In this year’s show, titled “ILLUMInations,’’ director Bice Curiger took the unusual step of including three Tintoretto masterpieces (borrowed from the nearby Basilica of San Giorgio).

The basic point — that Tintoretto was himself a radical innovator, much more so than many of today’s artists — was quickly and harmlessly made, and we were left to get on with marveling at his stupendous paintings.

Among the artists whose works made an impact here were James Turrell, Urs Fischer, Andro Wekua, Monica Bonvincini, Cindy Sherman, and Gabriel Kuri, as well as several artists who, though certainly more recent than Tintoretto, are nonetheless not strictly contemporary: Sigmar Polke, Gianni Colombo, and Jack Goldstein, all deceased.

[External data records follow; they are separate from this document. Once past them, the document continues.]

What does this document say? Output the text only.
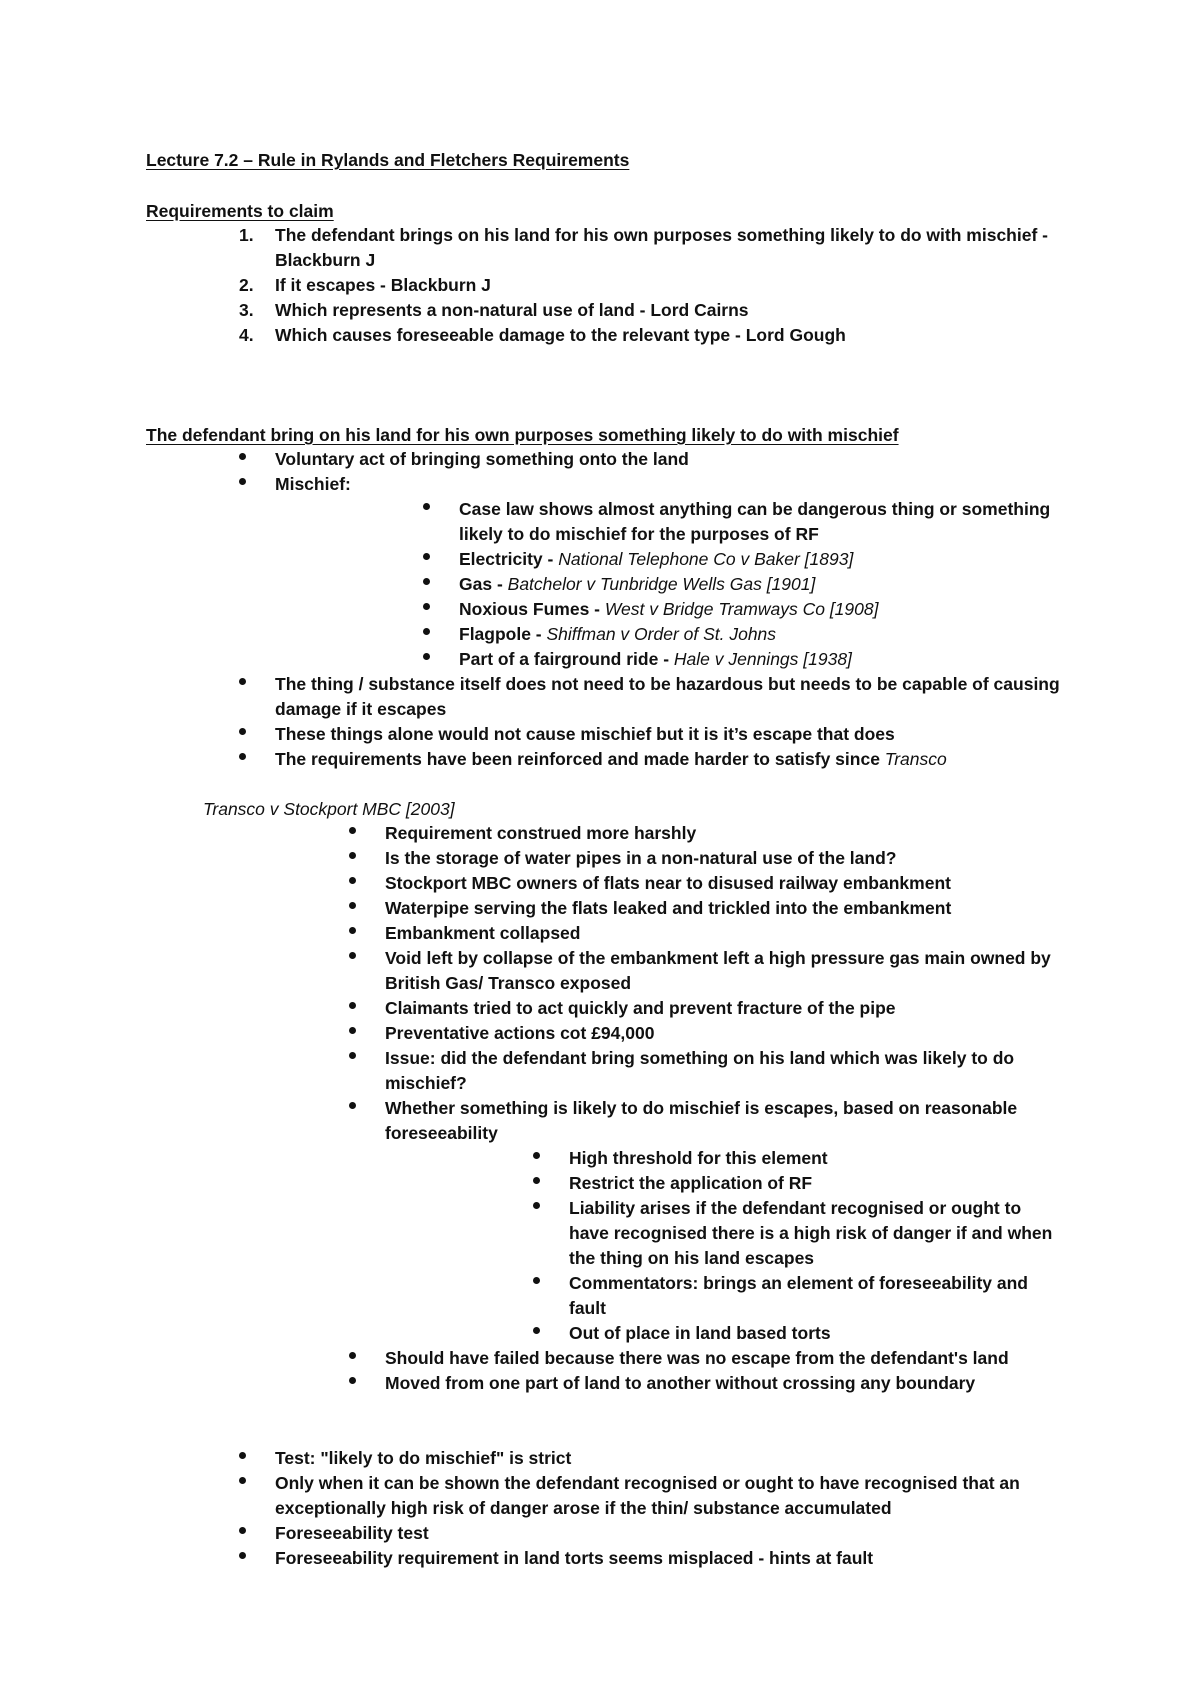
Lecture 7.2 – Rule in Rylands and Fletchers Requirements
Requirements to claim
1. The defendant brings on his land for his own purposes something likely to do with mischief -
Blackburn J
2. If it escapes - Blackburn J
3. Which represents a non-natural use of land - Lord Cairns
4. Which causes foreseeable damage to the relevant type - Lord Gough
The defendant bring on his land for his own purposes something likely to do with mischief
Voluntary act of bringing something onto the land
Mischief:
Case law shows almost anything can be dangerous thing or something
likely to do mischief for the purposes of RF
Electricity - National Telephone Co v Baker [1893]
Gas - Batchelor v Tunbridge Wells Gas [1901]
Noxious Fumes - West v Bridge Tramways Co [1908]
Flagpole - Shiffman v Order of St. Johns
Part of a fairground ride - Hale v Jennings [1938]
The thing / substance itself does not need to be hazardous but needs to be capable of causing
damage if it escapes
These things alone would not cause mischief but it is it’s escape that does
The requirements have been reinforced and made harder to satisfy since Transco
Transco v Stockport MBC [2003]
Requirement construed more harshly
Is the storage of water pipes in a non-natural use of the land?
Stockport MBC owners of flats near to disused railway embankment
Waterpipe serving the flats leaked and trickled into the embankment
Embankment collapsed
Void left by collapse of the embankment left a high pressure gas main owned by
British Gas/ Transco exposed
Claimants tried to act quickly and prevent fracture of the pipe
Preventative actions cot £94,000
Issue: did the defendant bring something on his land which was likely to do
mischief?
Whether something is likely to do mischief is escapes, based on reasonable
foreseeability
High threshold for this element
Restrict the application of RF
Liability arises if the defendant recognised or ought to
have recognised there is a high risk of danger if and when
the thing on his land escapes
Commentators: brings an element of foreseeability and
fault
Out of place in land based torts
Should have failed because there was no escape from the defendant's land
Moved from one part of land to another without crossing any boundary
Test: "likely to do mischief" is strict
Only when it can be shown the defendant recognised or ought to have recognised that an
exceptionally high risk of danger arose if the thin/ substance accumulated
Foreseeability test
Foreseeability requirement in land torts seems misplaced - hints at fault
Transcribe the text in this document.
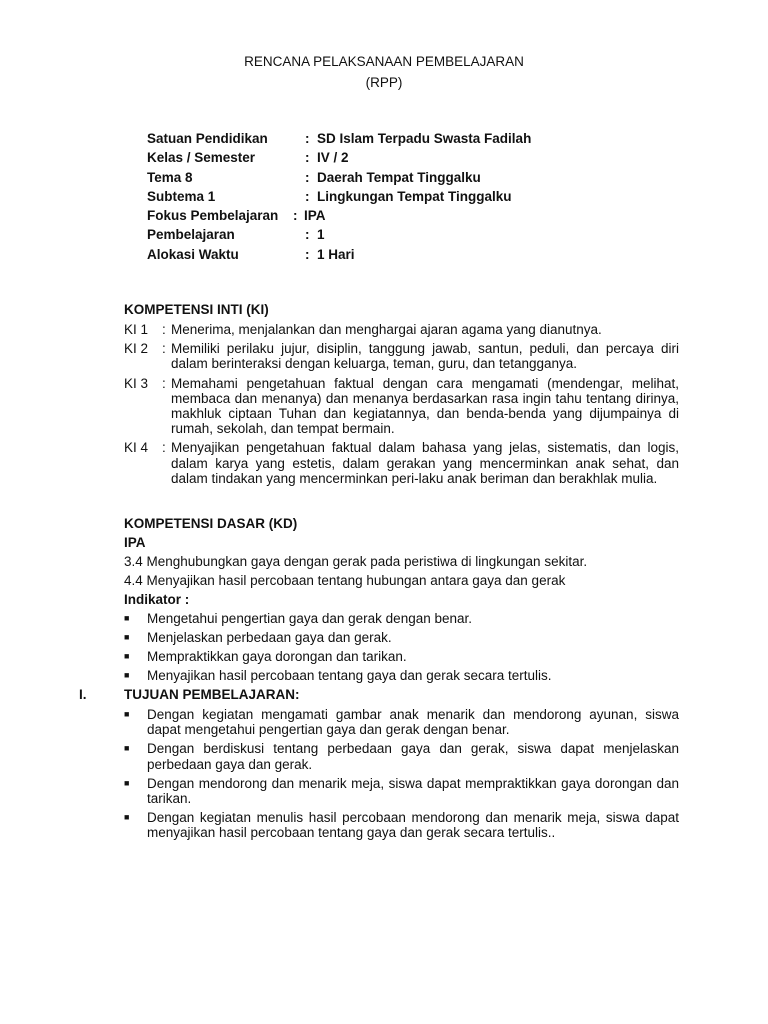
RENCANA PELAKSANAAN PEMBELAJARAN
(RPP)
Satuan Pendidikan	: SD Islam Terpadu Swasta Fadilah
Kelas / Semester	: IV / 2
Tema 8	: Daerah Tempat Tinggalku
Subtema 1	: Lingkungan Tempat Tinggalku
Fokus Pembelajaran : IPA
Pembelajaran	: 1
Alokasi Waktu	: 1 Hari
KOMPETENSI INTI (KI)
KI 1 : Menerima, menjalankan dan menghargai ajaran agama yang dianutnya.
KI 2 : Memiliki perilaku jujur, disiplin, tanggung jawab, santun, peduli, dan percaya diri dalam berinteraksi dengan keluarga, teman, guru, dan tetangganya.
KI 3 : Memahami pengetahuan faktual dengan cara mengamati (mendengar, melihat, membaca dan menanya) dan menanya berdasarkan rasa ingin tahu tentang dirinya, makhluk ciptaan Tuhan dan kegiatannya, dan benda-benda yang dijumpainya di rumah, sekolah, dan tempat bermain.
KI 4 : Menyajikan pengetahuan faktual dalam bahasa yang jelas, sistematis, dan logis, dalam karya yang estetis, dalam gerakan yang mencerminkan anak sehat, dan dalam tindakan yang mencerminkan peri-laku anak beriman dan berakhlak mulia.
KOMPETENSI DASAR (KD)
IPA
3.4 Menghubungkan gaya dengan gerak pada peristiwa di lingkungan sekitar.
4.4 Menyajikan hasil percobaan tentang hubungan antara gaya dan gerak
Indikator :
■ Mengetahui pengertian gaya dan gerak dengan benar.
■ Menjelaskan perbedaan gaya dan gerak.
■ Mempraktikkan gaya dorongan dan tarikan.
■ Menyajikan hasil percobaan tentang gaya dan gerak secara tertulis.
I.	TUJUAN PEMBELAJARAN:
■ Dengan kegiatan mengamati gambar anak menarik dan mendorong ayunan, siswa dapat mengetahui pengertian gaya dan gerak dengan benar.
■ Dengan berdiskusi tentang perbedaan gaya dan gerak, siswa dapat menjelaskan perbedaan gaya dan gerak.
■ Dengan mendorong dan menarik meja, siswa dapat mempraktikkan gaya dorongan dan tarikan.
■ Dengan kegiatan menulis hasil percobaan mendorong dan menarik meja, siswa dapat menyajikan hasil percobaan tentang gaya dan gerak secara tertulis..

Even in this fine company, the paintings of Quaytman, who now lives in New York, stood out by virtue of their maturity and sophistication. Inspired by a recent trip to Venice, where, she says, “It seems impossible to access the present,’’ she has produced a suite of muted yet powerful works that wind their way into fertile terrain between abstraction, representation, photography, painting, and design.

Detached and cool, they nevertheless have a haunting immediacy, the result of frictions set up by Quaytman’s sly combinations of visual registers: paint and silkscreen, trompe l’oeil and optical abstraction.

Quaytman’s star is rising after a small showing at the Institute of Contemporary Art in Boston in 2009-10, and her selection in the last Whitney Biennial in New York. Her work in Venice is her best yet.

Outside in the Giardini, meanwhile, the mayhem only increased. Lines to enter the most buzzed-about pavilions got longer, the humidity rose, extroverts in outlandish outfits seemed to multiply, and an atmosphere of fun-fair absurdity took hold.

Walking out, some visitors could be seen smiling in agreement at the sight of a barge tethered just off shore with a sign that read “To hell with everything.’’

The barge was covered with a strip of lawn, a tree, and a tinfoil sculpture of a small plane that appeared to have nosedived to earth. A woman sat reading a book under an orange beach umbrella, as if personifying the Venetian Republic’s former name, “La Serenissima’’ — “the most serene.’’

She had, it seemed, successfully gained access to the present.